Click to Enlarge Turning toward TWTR options activity, we find continued negativity and a lack of concern from short sellers.
Currently, the July/August put/call open interest ratio for TWTR stock comes in at 0.88, with calls in near parity with puts among near-term options. However, this ratio jumps to 1.02 when we look at just the July 28 series of options (i.e. those that are most affected by Twitter’s earnings).
There are two takeaways here.
First, options traders are not expecting a rally in TWTR stock. Second, neither are short sellers, as evidenced by the lack of call options that are typically used to hedge short positions.
If there’s going to be a surprise rally that could shake up TWTR bears, this earnings report could deliver in spades. Currently, July 28 implieds are pricing in a potential post-earnings move of about 10.5% for TWTR stock. This places the upper bound at $22.08, while the lower bound resides at $17.92.
2 Trades for TWTR Stock
Call Spread: A rally in Twitter shares is not quite the long-shot it once was, and we have perfect contrarian set up heading into tomorrow’s earnings: a stock rallying amid a wealth of negativity. All we need is the spark. Traders looking to take a chance on a better-than-expected report from Twitter might want to consider an Aug $21/$22 bull call spread, which lies well within the stock’s expected move.

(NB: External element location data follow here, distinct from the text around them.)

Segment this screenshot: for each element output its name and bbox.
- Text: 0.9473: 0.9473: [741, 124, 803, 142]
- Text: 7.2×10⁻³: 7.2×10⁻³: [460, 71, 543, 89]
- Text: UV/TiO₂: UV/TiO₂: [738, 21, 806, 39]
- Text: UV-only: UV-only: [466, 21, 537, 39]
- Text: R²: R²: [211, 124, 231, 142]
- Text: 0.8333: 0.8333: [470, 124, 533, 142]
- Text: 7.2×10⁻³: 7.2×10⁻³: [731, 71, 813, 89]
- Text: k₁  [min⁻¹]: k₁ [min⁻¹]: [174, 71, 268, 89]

At last check, this spread was offered at 31 cents, or $31 per pair of contracts. Breakeven lies at $21.31, while a maximum profit of 69 cents, or $69 per pair of contracts, is possible if TWTR stock closes at or above $22 when August options expire.
Put Sell: For those not wanting to place an outright bullish bet, a July 28 series $17 put sell may be just the option you’re looking for.
At last check, this put was bid at 14 cents, or $14 per contract. As long as Twitter trades above $17 through July option expiration at the end of this week, traders who open this position will keep the initial premium received. However, if TWTR stock trades below $17 before Friday’s close, you may be assigned 100 shares for each contract sold at a cost of $17 each.
As of this writing, Joseph Hargett did not hold a position in any of the aforementioned securities.